Core B&M UK operation the strongest performer
Still representing 84% of the total group B&M UK performed ahead of the company average, with total sales up 29.5%, underpinned by a like-for-like uplift of 23.0%. Performance in the second quarter moderated from that in Q1, but nevertheless with like-for-likes up 19.1% growth was still exceptional. Further moderation in performance is expected in H2, but to date Q3 performance is reported to be similar to H1. While the fascia’s town centre stores have been performing less strongly, the 80% of its 657 stores in out-of-town locations have been out-performing in contrast.
Heron Foods sales up 14.8%
B&M’s discount convenience subsidiary, Heron Foods (acquired in 2017) also grew strongly over the six months, with sales reaching £216m and now trading from 299 stores across the north of England.

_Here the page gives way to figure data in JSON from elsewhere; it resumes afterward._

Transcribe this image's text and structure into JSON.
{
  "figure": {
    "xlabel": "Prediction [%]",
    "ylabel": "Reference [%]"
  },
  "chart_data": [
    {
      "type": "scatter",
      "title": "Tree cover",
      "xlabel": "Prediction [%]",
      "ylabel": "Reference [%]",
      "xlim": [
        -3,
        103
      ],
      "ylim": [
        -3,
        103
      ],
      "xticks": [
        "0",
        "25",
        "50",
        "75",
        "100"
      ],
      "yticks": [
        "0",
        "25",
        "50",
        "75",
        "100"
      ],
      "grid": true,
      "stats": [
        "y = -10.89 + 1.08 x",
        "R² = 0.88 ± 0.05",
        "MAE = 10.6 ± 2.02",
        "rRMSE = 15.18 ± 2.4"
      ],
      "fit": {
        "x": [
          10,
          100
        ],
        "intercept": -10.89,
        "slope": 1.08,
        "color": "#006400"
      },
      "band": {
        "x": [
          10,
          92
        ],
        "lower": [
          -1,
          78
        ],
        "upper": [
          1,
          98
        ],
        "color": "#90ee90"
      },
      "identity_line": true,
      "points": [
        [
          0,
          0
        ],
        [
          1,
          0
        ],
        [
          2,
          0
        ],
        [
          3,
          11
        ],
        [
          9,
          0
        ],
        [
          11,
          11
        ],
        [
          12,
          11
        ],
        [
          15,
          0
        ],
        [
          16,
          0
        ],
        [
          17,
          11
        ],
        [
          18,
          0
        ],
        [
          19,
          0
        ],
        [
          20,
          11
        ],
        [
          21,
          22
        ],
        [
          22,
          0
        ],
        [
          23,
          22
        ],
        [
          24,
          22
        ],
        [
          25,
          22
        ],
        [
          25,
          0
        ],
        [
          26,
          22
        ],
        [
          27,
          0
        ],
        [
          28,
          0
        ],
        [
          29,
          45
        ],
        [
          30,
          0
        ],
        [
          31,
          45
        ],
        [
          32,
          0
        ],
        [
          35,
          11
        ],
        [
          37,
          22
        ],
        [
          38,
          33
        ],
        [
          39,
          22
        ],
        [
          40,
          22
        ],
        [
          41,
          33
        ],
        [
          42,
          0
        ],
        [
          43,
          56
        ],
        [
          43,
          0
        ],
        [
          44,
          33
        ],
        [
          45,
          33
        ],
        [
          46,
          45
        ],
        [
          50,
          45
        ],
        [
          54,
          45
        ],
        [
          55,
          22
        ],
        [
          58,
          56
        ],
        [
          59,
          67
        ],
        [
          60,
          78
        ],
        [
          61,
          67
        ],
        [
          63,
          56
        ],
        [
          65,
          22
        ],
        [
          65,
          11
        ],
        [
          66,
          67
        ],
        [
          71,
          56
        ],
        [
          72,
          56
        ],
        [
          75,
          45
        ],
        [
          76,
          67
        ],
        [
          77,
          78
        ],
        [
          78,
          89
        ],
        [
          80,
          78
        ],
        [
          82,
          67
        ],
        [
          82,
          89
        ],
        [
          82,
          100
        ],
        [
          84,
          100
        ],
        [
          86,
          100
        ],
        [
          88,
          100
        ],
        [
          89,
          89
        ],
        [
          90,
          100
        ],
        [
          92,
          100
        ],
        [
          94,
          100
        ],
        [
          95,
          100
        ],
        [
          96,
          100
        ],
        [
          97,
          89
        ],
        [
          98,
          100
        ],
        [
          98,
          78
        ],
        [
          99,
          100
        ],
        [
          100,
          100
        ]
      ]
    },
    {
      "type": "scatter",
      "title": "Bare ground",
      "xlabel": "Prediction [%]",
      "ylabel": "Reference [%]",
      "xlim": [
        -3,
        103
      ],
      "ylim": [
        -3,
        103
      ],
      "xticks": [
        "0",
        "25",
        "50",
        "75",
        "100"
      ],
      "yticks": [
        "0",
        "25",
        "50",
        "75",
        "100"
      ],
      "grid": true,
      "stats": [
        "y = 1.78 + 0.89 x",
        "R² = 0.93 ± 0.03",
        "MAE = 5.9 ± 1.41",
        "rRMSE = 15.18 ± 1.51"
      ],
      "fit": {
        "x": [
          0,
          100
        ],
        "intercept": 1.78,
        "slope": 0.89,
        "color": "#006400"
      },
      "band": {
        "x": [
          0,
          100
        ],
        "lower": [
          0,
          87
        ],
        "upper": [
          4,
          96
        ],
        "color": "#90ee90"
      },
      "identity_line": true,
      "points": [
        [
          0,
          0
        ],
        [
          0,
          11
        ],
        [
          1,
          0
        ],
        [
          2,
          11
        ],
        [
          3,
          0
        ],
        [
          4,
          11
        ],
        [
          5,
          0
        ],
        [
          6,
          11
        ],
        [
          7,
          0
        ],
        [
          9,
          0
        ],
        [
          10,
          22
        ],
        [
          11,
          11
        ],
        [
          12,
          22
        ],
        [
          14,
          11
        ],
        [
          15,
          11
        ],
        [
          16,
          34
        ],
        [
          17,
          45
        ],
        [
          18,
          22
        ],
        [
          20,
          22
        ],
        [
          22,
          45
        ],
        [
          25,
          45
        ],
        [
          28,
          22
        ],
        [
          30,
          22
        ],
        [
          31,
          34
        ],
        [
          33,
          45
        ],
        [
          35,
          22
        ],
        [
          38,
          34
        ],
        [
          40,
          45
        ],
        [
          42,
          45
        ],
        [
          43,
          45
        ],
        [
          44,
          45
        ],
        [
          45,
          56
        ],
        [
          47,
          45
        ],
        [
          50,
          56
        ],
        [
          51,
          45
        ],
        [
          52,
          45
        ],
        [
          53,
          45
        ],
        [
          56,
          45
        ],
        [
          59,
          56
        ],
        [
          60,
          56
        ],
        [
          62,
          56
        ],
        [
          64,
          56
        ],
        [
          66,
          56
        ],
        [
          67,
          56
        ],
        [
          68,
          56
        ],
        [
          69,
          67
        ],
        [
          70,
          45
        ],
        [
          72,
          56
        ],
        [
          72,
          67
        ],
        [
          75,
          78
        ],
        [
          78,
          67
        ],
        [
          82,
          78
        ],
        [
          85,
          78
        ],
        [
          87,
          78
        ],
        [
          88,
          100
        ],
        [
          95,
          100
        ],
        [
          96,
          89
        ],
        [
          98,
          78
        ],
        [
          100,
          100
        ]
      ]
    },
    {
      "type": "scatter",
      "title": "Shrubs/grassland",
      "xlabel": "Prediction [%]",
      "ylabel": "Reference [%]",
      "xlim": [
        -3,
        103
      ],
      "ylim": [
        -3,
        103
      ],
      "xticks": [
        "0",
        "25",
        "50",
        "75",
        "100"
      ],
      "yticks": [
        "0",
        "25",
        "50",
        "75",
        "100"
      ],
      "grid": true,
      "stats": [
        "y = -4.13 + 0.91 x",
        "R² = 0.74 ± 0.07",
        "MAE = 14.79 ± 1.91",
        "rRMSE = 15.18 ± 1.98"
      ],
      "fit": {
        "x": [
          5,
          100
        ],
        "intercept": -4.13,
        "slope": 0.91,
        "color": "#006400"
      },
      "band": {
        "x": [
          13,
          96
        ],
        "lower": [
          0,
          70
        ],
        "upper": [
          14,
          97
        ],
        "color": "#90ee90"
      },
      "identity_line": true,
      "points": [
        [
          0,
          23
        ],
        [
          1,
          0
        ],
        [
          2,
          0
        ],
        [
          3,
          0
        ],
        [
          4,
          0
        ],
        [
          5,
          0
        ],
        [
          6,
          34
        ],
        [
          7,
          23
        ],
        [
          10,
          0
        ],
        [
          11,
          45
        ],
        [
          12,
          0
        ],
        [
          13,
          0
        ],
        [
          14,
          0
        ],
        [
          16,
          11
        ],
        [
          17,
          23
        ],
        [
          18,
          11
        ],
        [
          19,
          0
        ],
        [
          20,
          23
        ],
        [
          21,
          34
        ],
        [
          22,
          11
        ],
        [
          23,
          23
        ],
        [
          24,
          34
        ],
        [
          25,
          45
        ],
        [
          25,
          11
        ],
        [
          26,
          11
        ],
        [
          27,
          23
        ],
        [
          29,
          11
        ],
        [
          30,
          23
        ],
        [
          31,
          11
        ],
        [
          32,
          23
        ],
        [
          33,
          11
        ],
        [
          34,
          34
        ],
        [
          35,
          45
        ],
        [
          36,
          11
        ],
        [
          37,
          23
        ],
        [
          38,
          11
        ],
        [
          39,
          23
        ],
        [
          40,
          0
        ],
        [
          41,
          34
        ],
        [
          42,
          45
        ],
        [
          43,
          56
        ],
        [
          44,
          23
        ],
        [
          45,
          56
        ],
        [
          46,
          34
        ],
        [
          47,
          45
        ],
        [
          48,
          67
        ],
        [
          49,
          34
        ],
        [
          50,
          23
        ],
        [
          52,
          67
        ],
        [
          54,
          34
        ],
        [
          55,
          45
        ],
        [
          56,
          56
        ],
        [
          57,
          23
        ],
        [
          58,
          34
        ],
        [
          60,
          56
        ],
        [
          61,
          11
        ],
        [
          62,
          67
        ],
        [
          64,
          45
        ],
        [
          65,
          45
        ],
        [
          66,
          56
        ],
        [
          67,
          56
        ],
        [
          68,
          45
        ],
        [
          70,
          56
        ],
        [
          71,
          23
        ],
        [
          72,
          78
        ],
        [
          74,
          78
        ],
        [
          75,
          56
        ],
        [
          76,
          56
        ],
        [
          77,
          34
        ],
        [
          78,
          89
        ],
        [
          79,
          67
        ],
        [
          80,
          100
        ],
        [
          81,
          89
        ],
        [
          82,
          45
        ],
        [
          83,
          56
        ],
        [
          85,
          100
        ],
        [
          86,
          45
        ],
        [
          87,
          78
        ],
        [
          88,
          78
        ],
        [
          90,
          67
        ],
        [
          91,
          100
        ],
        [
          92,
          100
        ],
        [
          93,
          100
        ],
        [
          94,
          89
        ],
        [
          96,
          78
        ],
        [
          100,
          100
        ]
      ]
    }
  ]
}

Meanwhile, B&M’s French subsidiary, Babou saw sales fall slightly (2.4%) owing to the impacts of lockdown restrictions in that market, where half its stores had to close. The French business is now trading from 103 stores, of which 37 are under the B&M fascia.
Outlook upbeat for H2 and 2021/22
As well as seeing continuing elevated like-for-like performance in Q3, B&M also sees significant growth opportunities for the next 18 months. While some new stores have been added during the course of H1, B&M’s programme opening has been slowed by delays to development, and now notably more new locations are likely to come on stream in H2 than originally planned. With a net increase of over 30 new B&M stores projected before year end, this will provide a significant incremental boost as the company enters its 2021/22 financial year.